The summer is coming to an end. We are making the best of our cabin in the Georgian Bay.



 The nights are drawing in


and the temperature dips so that we have to have a fire unless the sunshine is poring in.



But there is reading to be done, most of the books live above the windows.



Lots of knitting is planned and in progress. I use  vintage patterns and try to give them a new twist with yarn from my vast stash.




  Many quilt are  still to be mended. This pretty 1930 - 1940s  number has bold rectangular quilting which sets the random design off nicely.



The weather looks promising for next week so we plan to go.




15 September 2014

Scarves for September


Not one , but five scarves are my choice for September, from my personal collection, found over the years.



Peacock Feathers, or Hera,  designed by Arthur Silver about 1887, revived in the mid 70s for Liberty of Londons scarf collection. It is one of the oldest Liberty signature prints.

My five all look wonderful together and I cannot help feel the colourways were chosen to look good in display together.
Oh, I also have a wool shawl in the Hera print, I should have dug it out for this photograph .I remember buying it in a charity shop in Sandwich, Kent in the early 90s.

Nearly time to start wearing them........they are waiting on my dresser.







08 September 2014

mending quilts




Mending quilts at the cabin and at home.
A 1970s applique 'umbrella'. I had no problem re-attaching some handles and fixing the hem,
but, at least one half of the hand embroidered  herring bone stitch outline has come out.


 Fortunately I am a dab hand with herring bone and the umbrella I redid with doubled sewing thread zipped quickly along.

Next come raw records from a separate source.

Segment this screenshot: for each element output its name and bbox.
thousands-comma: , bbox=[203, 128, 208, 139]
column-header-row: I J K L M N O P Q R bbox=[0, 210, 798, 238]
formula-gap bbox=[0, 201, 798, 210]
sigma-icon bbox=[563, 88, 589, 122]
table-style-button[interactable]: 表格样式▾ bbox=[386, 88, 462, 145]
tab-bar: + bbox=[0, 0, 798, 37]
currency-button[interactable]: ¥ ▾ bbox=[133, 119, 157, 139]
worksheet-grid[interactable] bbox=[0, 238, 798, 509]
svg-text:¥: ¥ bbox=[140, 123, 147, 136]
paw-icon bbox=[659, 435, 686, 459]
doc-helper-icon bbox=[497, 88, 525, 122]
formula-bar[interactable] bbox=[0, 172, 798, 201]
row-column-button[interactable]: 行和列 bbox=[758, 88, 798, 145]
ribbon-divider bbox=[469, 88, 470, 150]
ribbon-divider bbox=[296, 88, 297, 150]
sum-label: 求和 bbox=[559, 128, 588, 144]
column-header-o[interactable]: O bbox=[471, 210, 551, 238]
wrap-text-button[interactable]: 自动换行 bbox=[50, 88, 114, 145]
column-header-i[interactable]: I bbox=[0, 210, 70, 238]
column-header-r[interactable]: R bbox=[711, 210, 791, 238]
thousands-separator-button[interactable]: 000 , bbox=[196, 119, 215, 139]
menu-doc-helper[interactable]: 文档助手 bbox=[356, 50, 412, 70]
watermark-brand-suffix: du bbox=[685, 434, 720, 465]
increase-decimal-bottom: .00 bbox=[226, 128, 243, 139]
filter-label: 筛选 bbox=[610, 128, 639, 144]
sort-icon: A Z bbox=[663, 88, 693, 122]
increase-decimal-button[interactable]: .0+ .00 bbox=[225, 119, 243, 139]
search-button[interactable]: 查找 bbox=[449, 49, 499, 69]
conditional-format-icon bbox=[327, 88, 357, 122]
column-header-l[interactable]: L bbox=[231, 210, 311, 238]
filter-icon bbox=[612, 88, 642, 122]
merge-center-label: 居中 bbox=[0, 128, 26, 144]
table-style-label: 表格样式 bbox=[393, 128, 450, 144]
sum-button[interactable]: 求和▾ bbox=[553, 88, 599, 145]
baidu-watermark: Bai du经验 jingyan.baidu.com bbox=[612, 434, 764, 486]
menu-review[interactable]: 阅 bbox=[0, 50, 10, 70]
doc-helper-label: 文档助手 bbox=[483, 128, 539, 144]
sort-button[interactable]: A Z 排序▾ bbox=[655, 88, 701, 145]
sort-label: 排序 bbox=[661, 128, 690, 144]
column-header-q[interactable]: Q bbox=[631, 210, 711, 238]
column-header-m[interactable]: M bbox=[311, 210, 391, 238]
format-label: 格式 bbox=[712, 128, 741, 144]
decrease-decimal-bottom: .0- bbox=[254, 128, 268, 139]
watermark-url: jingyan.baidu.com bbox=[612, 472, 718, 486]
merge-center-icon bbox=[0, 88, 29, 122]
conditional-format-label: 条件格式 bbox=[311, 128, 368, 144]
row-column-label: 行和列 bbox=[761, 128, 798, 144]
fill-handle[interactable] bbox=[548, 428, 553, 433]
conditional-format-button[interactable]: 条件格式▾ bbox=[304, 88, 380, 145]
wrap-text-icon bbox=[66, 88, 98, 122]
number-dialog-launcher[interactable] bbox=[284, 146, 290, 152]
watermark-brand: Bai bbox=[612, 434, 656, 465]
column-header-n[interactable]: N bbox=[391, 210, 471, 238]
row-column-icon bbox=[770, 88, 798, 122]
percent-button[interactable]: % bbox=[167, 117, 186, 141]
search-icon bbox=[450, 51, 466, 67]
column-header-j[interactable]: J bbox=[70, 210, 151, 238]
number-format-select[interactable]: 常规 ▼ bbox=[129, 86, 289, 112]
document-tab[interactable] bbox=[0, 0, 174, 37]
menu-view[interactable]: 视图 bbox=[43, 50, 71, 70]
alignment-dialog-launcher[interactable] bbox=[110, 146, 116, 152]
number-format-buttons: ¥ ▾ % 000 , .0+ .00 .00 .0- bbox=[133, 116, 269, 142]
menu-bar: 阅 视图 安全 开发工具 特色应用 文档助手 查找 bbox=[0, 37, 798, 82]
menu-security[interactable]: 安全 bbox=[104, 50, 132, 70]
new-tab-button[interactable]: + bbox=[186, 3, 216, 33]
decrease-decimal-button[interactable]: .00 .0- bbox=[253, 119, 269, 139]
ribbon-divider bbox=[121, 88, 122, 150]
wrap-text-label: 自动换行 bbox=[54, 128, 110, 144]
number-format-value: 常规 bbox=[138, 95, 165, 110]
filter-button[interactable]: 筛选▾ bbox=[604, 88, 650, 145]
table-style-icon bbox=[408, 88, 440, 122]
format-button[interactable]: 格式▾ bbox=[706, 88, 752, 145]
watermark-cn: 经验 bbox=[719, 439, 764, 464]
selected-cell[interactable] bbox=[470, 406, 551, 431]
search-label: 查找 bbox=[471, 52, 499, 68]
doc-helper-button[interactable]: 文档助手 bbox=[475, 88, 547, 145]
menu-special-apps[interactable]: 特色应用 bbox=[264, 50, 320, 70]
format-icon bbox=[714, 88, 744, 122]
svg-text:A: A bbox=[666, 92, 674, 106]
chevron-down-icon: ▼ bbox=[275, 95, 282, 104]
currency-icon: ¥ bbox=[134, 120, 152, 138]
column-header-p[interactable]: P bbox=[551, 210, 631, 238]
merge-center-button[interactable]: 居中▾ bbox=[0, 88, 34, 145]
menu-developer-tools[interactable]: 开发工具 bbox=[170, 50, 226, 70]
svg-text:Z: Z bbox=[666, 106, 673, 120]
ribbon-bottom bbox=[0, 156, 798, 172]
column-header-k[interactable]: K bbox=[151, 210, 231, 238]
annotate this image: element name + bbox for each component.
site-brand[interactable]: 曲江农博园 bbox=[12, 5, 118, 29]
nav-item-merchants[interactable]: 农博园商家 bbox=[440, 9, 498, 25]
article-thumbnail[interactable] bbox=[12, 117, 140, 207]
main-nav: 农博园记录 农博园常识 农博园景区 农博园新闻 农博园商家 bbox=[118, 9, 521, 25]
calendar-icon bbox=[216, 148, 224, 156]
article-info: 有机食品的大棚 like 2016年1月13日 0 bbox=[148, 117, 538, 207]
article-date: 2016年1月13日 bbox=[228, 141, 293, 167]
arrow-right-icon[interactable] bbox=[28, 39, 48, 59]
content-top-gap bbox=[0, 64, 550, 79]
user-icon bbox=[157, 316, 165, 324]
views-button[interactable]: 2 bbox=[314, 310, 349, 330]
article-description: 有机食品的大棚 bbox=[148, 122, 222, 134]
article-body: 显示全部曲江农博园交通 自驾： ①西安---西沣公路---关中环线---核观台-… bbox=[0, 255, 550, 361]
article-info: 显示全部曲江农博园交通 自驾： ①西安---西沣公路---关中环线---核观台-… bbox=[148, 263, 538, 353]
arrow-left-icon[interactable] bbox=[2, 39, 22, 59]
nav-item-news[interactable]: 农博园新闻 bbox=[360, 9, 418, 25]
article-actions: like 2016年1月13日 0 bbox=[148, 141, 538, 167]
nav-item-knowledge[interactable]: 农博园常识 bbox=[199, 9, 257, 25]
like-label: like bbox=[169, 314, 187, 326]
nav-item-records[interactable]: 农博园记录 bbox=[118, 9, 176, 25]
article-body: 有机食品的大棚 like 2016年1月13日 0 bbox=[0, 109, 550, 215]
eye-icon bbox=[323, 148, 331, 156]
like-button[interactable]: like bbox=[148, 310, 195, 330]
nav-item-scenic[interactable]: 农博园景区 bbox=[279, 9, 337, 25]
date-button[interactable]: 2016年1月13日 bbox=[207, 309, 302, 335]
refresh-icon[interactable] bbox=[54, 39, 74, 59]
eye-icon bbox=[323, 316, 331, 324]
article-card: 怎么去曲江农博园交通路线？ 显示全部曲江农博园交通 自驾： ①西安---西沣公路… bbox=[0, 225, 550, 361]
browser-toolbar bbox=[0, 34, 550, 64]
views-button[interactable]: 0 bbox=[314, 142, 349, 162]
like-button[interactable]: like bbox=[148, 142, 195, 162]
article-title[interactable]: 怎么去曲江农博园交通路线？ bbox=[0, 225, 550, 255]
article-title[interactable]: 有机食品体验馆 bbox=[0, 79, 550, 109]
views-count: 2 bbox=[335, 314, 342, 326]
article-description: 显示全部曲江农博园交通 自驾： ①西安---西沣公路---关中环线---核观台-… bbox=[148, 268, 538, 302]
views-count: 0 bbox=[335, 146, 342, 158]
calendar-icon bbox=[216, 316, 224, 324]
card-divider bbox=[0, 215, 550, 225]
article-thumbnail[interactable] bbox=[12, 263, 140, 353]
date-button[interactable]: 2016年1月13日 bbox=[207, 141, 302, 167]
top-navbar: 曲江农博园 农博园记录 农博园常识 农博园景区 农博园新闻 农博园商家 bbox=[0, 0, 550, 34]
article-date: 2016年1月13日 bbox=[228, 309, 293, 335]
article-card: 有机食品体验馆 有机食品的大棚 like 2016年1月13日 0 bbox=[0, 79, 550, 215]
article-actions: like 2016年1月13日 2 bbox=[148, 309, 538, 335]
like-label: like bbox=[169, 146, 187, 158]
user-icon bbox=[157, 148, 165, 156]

Just look at what I found at home in one of my crammed sewing boxes  ......a nice ball of medium weight, just the right brown floss. German by the looks of it, most likely 1950s. I shall take it to the cabin tonight  along with a couple of old embroidery hoops.




A wool, tied quilt that I generally call a ' working mans ' quilt, perhaps made for the help in the barn. Somewhat worse for wear and I am not sure that I can do much with it.



But..... was it a quilt for the help in the barn?  Taking of the side bindings reveal that it was not the plain rayon I had thought but a rich, royal purple chenille.



  A dull mauve wool was obviously purple at one point also , most likely home dyed.,

 

So much can be learnt from a good unpick!






01 September 2014

Labels



Time to take out vintage work shirts to my market stall....mostly Pendleton. or Canadian made hunting shirts  if I can get them.
But this terrific label was in my box, Not a lot of information on this company to be had......but I learnt more of the Chippewa. and I am assuming this shirt comes from Ohio.



This Condons label on a fine vintage blanket  that I have just found.
 From Charlottestown, PEI ,
the mill was founded in the late 1800s and I believe  closed in 1989.
I was horrified to find this has since happened,




I just might hang on to this historic wool blanket,



And an old Whitney label on a pretty blue and white blanket with an unusual coarse weave,







29 August 2014

Its been fun



Its been fun having my granddaughters here for most of the summer.



but, WHY do they have to end up in my bed almost every night?

They traveled back to Yorkshire yesterday, One to continue her studies in Paris, and the other to a new school in Bradford.
See you next year,




28 August 2014

Liberty scarves......at last



No new Liberty scarves since April 10th, so I was delighted to find these  two last week when I took my visiting grandson thrifting.


He bought ( or I bought for him!) tons of American sports and college wear and I scored the above. Traditional paisley in gorgeous colors. I must have a count of my collection soon.......think I must be up to 800 by now.
Of course, I did manage to find a few scarves for my shop as well.



25 August 2014

Market customers


Here are Chris and Ellen modelling the Aran and cashmere sweaters they have just bought from my market stall at the Brickworks Market  here in Toronto.




This happy Swedish  mum bought a
1940s embroidered crib quilt for her new baby who was just 28 days old.


Finally a small 1950s curling or Mary Maxim sweater turned up for a young gentleman who had been lurking all summer. Most 50s curling jackets I find seemed to have been made for 300lb farmers.


I love my customers and enjoy  the social interaction every Saturday morning.